Nous supposerons donc que la femme dont le portrait orne notre [première Méditation] est une petite Marie Stuart, et nous ne tarderons pas à relever le rideau pour le cinquième acte de ce grand drame nommé le Mariage.
La péripétie conjugale peut éclater partout, et mille incidents indéfinissables la feront naître. Tantôt ce sera un mouchoir, comme dans le More de Venise; ou une paire de pantoufles, comme dans Don Juan; tantôt ce sera l’erreur de votre femme qui s’écriera:—Cher Alphonse!—pour cher Adolphe! Enfin souvent un mari, s’apercevant que sa femme est endettée, ira trouver le plus fort créancier, et l’amènera fortuitement chez lui un matin, pour y préparer une péripétie.
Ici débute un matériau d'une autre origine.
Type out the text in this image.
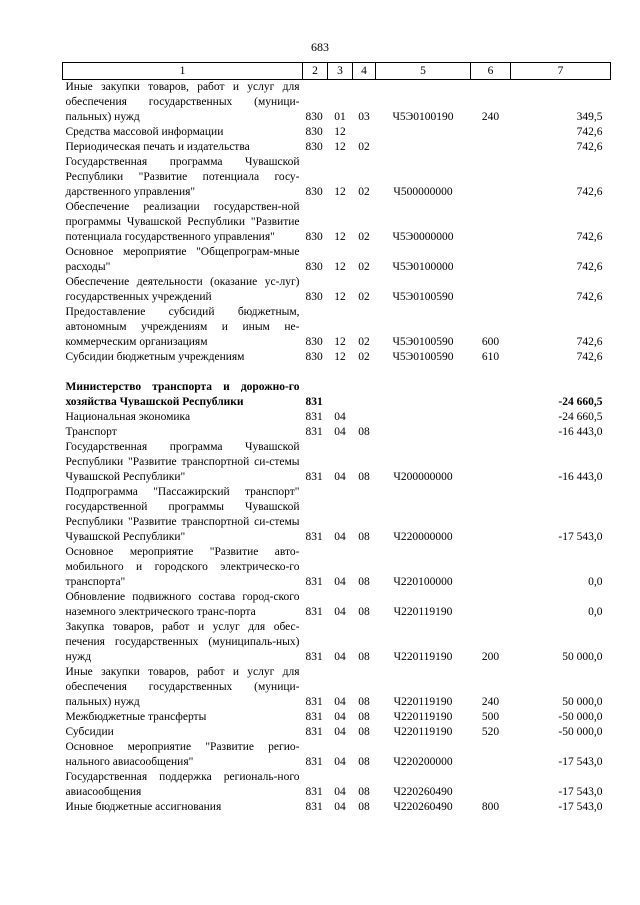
683
1	2	3	4	5	6	7
Иные закупки товаров, работ и услуг для обеспечения государственных (муници-пальных) нужд	830	01	03	Ч5Э0100190	240	349,5
Средства массовой информации	830	12				742,6
Периодическая печать и издательства	830	12	02			742,6
Государственная программа Чувашской Республики "Развитие потенциала госу-дарственного управления"	830	12	02	Ч500000000		742,6
Обеспечение реализации государствен-ной программы Чувашской Республики "Развитие потенциала государственного управления"	830	12	02	Ч5Э0000000		742,6
Основное мероприятие "Общепрограм-мные расходы"	830	12	02	Ч5Э0100000		742,6
Обеспечение деятельности (оказание ус-луг) государственных учреждений	830	12	02	Ч5Э0100590		742,6
Предоставление субсидий бюджетным, автономным учреждениям и иным не-коммерческим организациям	830	12	02	Ч5Э0100590	600	742,6
Субсидии бюджетным учреждениям	830	12	02	Ч5Э0100590	610	742,6

Министерство транспорта и дорожно-го хозяйства Чувашской Республики	831					-24 660,5
Национальная экономика	831	04				-24 660,5
Транспорт	831	04	08			-16 443,0
Государственная программа Чувашской Республики "Развитие транспортной си-стемы Чувашской Республики"	831	04	08	Ч200000000		-16 443,0
Подпрограмма "Пассажирский транспорт" государственной программы Чувашской Республики "Развитие транспортной си-стемы Чувашской Республики"	831	04	08	Ч220000000		-17 543,0
Основное мероприятие "Развитие авто-мобильного и городского электрическо-го транспорта"	831	04	08	Ч220100000		0,0
Обновление подвижного состава город-ского наземного электрического транс-порта	831	04	08	Ч220119190		0,0
Закупка товаров, работ и услуг для обес-печения государственных (муниципаль-ных) нужд	831	04	08	Ч220119190	200	50 000,0
Иные закупки товаров, работ и услуг для обеспечения государственных (муници-пальных) нужд	831	04	08	Ч220119190	240	50 000,0
Межбюджетные трансферты	831	04	08	Ч220119190	500	-50 000,0
Субсидии	831	04	08	Ч220119190	520	-50 000,0
Основное мероприятие "Развитие регио-нального авиасообщения"	831	04	08	Ч220200000		-17 543,0
Государственная поддержка региональ-ного авиасообщения	831	04	08	Ч220260490		-17 543,0
Иные бюджетные ассигнования	831	04	08	Ч220260490	800	-17 543,0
—Monsieur Josse, vous êtes orfèvre, et la passion que vous avez de vendre des bijoux n’est égalée que par celle d’en être payé. Madame la comtesse vous doit trente mille francs. Si vous voulez les recevoir demain (il faut toujours aller voir l’industriel à une fin de mois), venez chez elle à midi. Son mari sera dans la chambre; n’écoutez aucun des signes qu’elle pourra faire pour vous engager à garder le silence. Parlez hardiment.—Je paierai.
Enfin la péripétie est, dans la science du mariage, ce que sont les chiffres en arithmétique.
Tous les principes de haute philosophie conjugale qui animent les moyens de défense indiqués par cette Seconde Partie de notre livre sont pris dans la nature des sentiments humains, nous les avons trouvés épars dans le grand livre du monde. En effet, de même que les personnes d’esprit appliquent instinctivement les lois du goût, quoiqu’elles seraient souvent fort embarrassées d’en déduire les principes; de même, nous avons vu nombre de gens passionnés employant avec un rare bonheur les enseignements que nous venons de développer, et chez aucun d’eux il n’y avait de plan fixe. Le sentiment de leur situation ne leur révélait que des fragments incomplets d’un vaste système; semblables en cela à ces savants du seizième siècle, dont les microscopes n’étaient pas encore assez perfectionnés pour leur permettre d’apercevoir tous les êtres dont l’existence leur était démontrée par leur patient génie.
Nous espérons que les observations déjà présentées dans ce livre et celles qui doivent leur succéder seront de nature à détruire l’opinion qui fait regarder, par des hommes frivoles, le mariage comme une sinécure. D’après nous, un mari qui s’ennuie est un hérétique, mieux que cela même, c’est un homme nécessairement en dehors de la vie conjugale et qui ne la conçoit pas. Sous ce rapport, peut-être, ces Méditations dénonceront-elles à bien des ignorants les mystères d’un monde devant lequel ils restaient les yeux ouverts sans le voir.